Conservation of quantum Noether current

Question

The Noether current for a set of scalar fields $\varphi_a$ can classically be written as:

$$j^\mu(x)=\frac{\delta \mathcal L(x)}{\partial(\partial_{\mu}\varphi_a(x))}\delta \varphi_a(x)$$

The divergence of this current can then be written as: $$\partial_\mu j^\mu(x)=\delta \mathcal L(x)-\frac{\delta S}{\delta \varphi_a(x)}\delta \varphi_a(x)$$

If the classical field equations are satisfied the second term on the right hand side vanishes. However in quantum theory the classical field equations are not satisfied. Why is the current still conserved for a symmetry in this case?

Answer 1

In the quantum theory, the classical equations of motion are satisified as operator equations. This means that they are satisfied just as well as in the classical theory.
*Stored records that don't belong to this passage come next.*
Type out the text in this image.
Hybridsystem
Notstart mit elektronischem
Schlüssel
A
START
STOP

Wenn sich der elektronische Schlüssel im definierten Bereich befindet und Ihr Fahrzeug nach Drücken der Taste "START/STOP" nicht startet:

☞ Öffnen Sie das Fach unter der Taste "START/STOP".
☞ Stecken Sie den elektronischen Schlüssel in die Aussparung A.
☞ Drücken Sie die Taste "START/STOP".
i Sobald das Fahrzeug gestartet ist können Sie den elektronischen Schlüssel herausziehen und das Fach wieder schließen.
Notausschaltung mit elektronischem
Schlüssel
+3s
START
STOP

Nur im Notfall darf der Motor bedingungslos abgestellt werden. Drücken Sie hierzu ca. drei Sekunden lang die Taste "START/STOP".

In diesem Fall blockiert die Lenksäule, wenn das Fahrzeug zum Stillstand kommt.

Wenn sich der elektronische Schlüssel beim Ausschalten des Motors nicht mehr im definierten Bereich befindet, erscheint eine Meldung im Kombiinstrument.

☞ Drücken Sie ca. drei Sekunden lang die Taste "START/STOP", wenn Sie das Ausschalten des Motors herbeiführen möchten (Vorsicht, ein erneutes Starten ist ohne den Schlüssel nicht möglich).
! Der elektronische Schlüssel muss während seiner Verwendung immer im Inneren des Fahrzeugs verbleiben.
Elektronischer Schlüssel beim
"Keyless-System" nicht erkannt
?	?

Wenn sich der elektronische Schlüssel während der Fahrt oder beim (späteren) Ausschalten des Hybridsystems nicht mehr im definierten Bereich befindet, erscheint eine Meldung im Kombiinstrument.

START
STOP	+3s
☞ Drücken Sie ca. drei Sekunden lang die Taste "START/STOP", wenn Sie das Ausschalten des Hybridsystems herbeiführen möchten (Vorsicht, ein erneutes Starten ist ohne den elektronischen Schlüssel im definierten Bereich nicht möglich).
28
The proof is from translation invariance of the path integral: if you integrate over $\phi(x)+h(x)$ for a fixed value h, you get the same answer as if you integrate over $\phi$, so the first order h contribution vanishes. This is covered in the Wikipedia article for path-integral formulation, and applies equally well to field theory. Note that Grassman integration is equally translation invariant, so Fermionic fields obey the classical equations too, even though they have no real classical field limit.